Por que teria Míriam
Carvalho tanta preferência
pelo vocábulo escritura?
Estudante e mestra da Semiologia,
da lingüística e
da Teoria Literária,
ela tem nessa palavra livre
curso pra acentuar teses e debates,
textos e intertextos, quase
como quem usa o coringa num
jogo de baralho. Consciente
ou mesmo inconsciente, ela usa
e abusa do seu conteúdo
semântico e da sua sonoridade,
buscando mais substância
de significado e de plasticidade
teórica. Mauricio, por
outro lado, é um apaixonado
por tudo que é sertão
e por qualquer coisa que cheire
a sereno e a seresta. Nada indica
que existam vocábulos
mais bonitos para ele, e mais
gratos ao seu coração,
de que os quatro tão
amiudamente expressados na prosa
e na poesia.
Os J & J, sociedade literária
de que fiz parte há muitos
anos, de modo diferente e por
outras razões, são
primos carnais da irreverência,
sempre afeitos a um bom trocadinho
seja social, seja político.
Daí, nada melhor do que
efetuar uma pequena permuta
fonética ou fonológica,
temperando com malícia
uma indicação
que todos os leitores também
gostariam de fazer.
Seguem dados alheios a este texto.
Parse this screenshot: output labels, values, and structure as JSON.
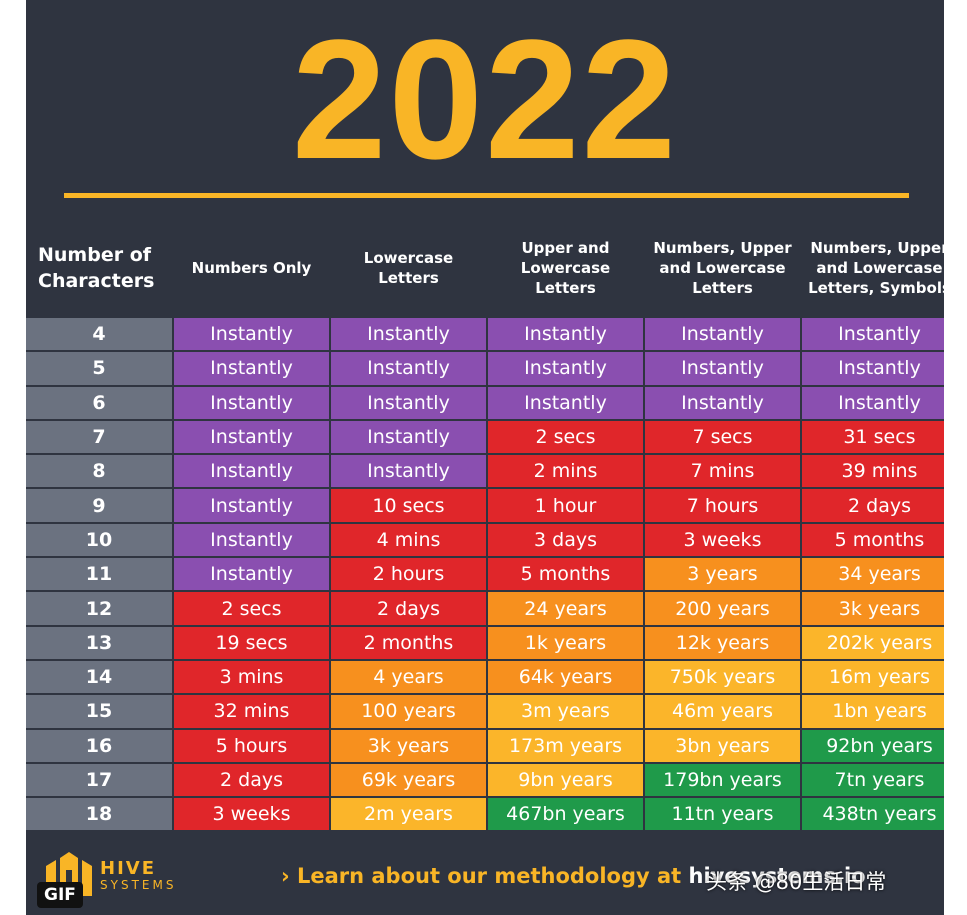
{
  "title": "2022",
  "table": {
    "headers": [
      "Number of\nCharacters",
      "Numbers Only",
      "Lowercase\nLetters",
      "Upper and\nLowercase\nLetters",
      "Numbers, Upper\nand Lowercase\nLetters",
      "Numbers, Upper\nand Lowercase\nLetters, Symbols"
    ],
    "palette": {
      "purple": "#8a4fb0",
      "red": "#e0262a",
      "orange": "#f7901e",
      "yellow": "#fbb52a",
      "green": "#1f9a4a"
    },
    "rows": [
      {
        "chars": "4",
        "cells": [
          "Instantly",
          "Instantly",
          "Instantly",
          "Instantly",
          "Instantly"
        ],
        "colors": [
          "purple",
          "purple",
          "purple",
          "purple",
          "purple"
        ]
      },
      {
        "chars": "5",
        "cells": [
          "Instantly",
          "Instantly",
          "Instantly",
          "Instantly",
          "Instantly"
        ],
        "colors": [
          "purple",
          "purple",
          "purple",
          "purple",
          "purple"
        ]
      },
      {
        "chars": "6",
        "cells": [
          "Instantly",
          "Instantly",
          "Instantly",
          "Instantly",
          "Instantly"
        ],
        "colors": [
          "purple",
          "purple",
          "purple",
          "purple",
          "purple"
        ]
      },
      {
        "chars": "7",
        "cells": [
          "Instantly",
          "Instantly",
          "2 secs",
          "7 secs",
          "31 secs"
        ],
        "colors": [
          "purple",
          "purple",
          "red",
          "red",
          "red"
        ]
      },
      {
        "chars": "8",
        "cells": [
          "Instantly",
          "Instantly",
          "2 mins",
          "7 mins",
          "39 mins"
        ],
        "colors": [
          "purple",
          "purple",
          "red",
          "red",
          "red"
        ]
      },
      {
        "chars": "9",
        "cells": [
          "Instantly",
          "10 secs",
          "1 hour",
          "7 hours",
          "2 days"
        ],
        "colors": [
          "purple",
          "red",
          "red",
          "red",
          "red"
        ]
      },
      {
        "chars": "10",
        "cells": [
          "Instantly",
          "4 mins",
          "3 days",
          "3 weeks",
          "5 months"
        ],
        "colors": [
          "purple",
          "red",
          "red",
          "red",
          "red"
        ]
      },
      {
        "chars": "11",
        "cells": [
          "Instantly",
          "2 hours",
          "5 months",
          "3 years",
          "34 years"
        ],
        "colors": [
          "purple",
          "red",
          "red",
          "orange",
          "orange"
        ]
      },
      {
        "chars": "12",
        "cells": [
          "2 secs",
          "2 days",
          "24 years",
          "200 years",
          "3k years"
        ],
        "colors": [
          "red",
          "red",
          "orange",
          "orange",
          "orange"
        ]
      },
      {
        "chars": "13",
        "cells": [
          "19 secs",
          "2 months",
          "1k years",
          "12k years",
          "202k years"
        ],
        "colors": [
          "red",
          "red",
          "orange",
          "orange",
          "yellow"
        ]
      },
      {
        "chars": "14",
        "cells": [
          "3 mins",
          "4 years",
          "64k years",
          "750k years",
          "16m years"
        ],
        "colors": [
          "red",
          "orange",
          "orange",
          "yellow",
          "yellow"
        ]
      },
      {
        "chars": "15",
        "cells": [
          "32 mins",
          "100 years",
          "3m years",
          "46m years",
          "1bn years"
        ],
        "colors": [
          "red",
          "orange",
          "yellow",
          "yellow",
          "yellow"
        ]
      },
      {
        "chars": "16",
        "cells": [
          "5 hours",
          "3k years",
          "173m years",
          "3bn years",
          "92bn years"
        ],
        "colors": [
          "red",
          "orange",
          "yellow",
          "yellow",
          "green"
        ]
      },
      {
        "chars": "17",
        "cells": [
          "2 days",
          "69k years",
          "9bn years",
          "179bn years",
          "7tn years"
        ],
        "colors": [
          "red",
          "orange",
          "yellow",
          "green",
          "green"
        ]
      },
      {
        "chars": "18",
        "cells": [
          "3 weeks",
          "2m years",
          "467bn years",
          "11tn years",
          "438tn years"
        ],
        "colors": [
          "red",
          "yellow",
          "green",
          "green",
          "green"
        ]
      }
    ]
  },
  "footer": {
    "brand": "HIVE",
    "brand_sub": "SYSTEMS",
    "learn": "› Learn about our methodology at ",
    "link": "hivesystems.io"
  },
  "watermark": "头条 @80生活日常",
  "badge": "GIF"
}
Os próprios
Jotas sempre se dirigem ao leitor
com um vocativo feminino –
“a senhora” -, deixando
ver, de modo polido, preferência
às leitoras, muito embora
devamos acreditar que nenhum
leitor masculino deixe de ler
com interesse, seus escritos.
Quem não gosta de mexericos
tão construtivos e tão
bem selecionados e atuais?
E nosso prefeito? Jovem, entusiasmado,
de incontentável apetite
político, deve deixar
prevalecer o lado mais popular
da sua cultura e do interesse
imediato, falando linguagem,
mas ao sabor de seus eleitores
da mesma faixa de idade. Não
adianta ninguém se incomodar
com esse tipo de fala descontraída
e de índole radiofônica,
porque só o tempo vai
cuidar de muda-la. Isso só
irá acontecer quando
Tadeu se afastar mais da antiga
profissão e seus trinta
e um anos tão decantados
estiverem mais distantes no
calendário da vida. Por
outro lado, as dificuldades
do político e do administrador,
com todos os apertos estruturais
e conjunturais, contribuirão
para o repensamento vocabular,
saindo, quando lhe for conveniente,
do chamego com as palavras de
impacto e ao sabor da gente
moça.
Nem é preciso que os
perdoemos, leitores. Também
nós temos nossas manias
e preferências. Somos
como velhas jardineiras do sertão
que corriam as estradas sempre
com o mais exótico dos
carregamentos: coisas, gentes
e bichos...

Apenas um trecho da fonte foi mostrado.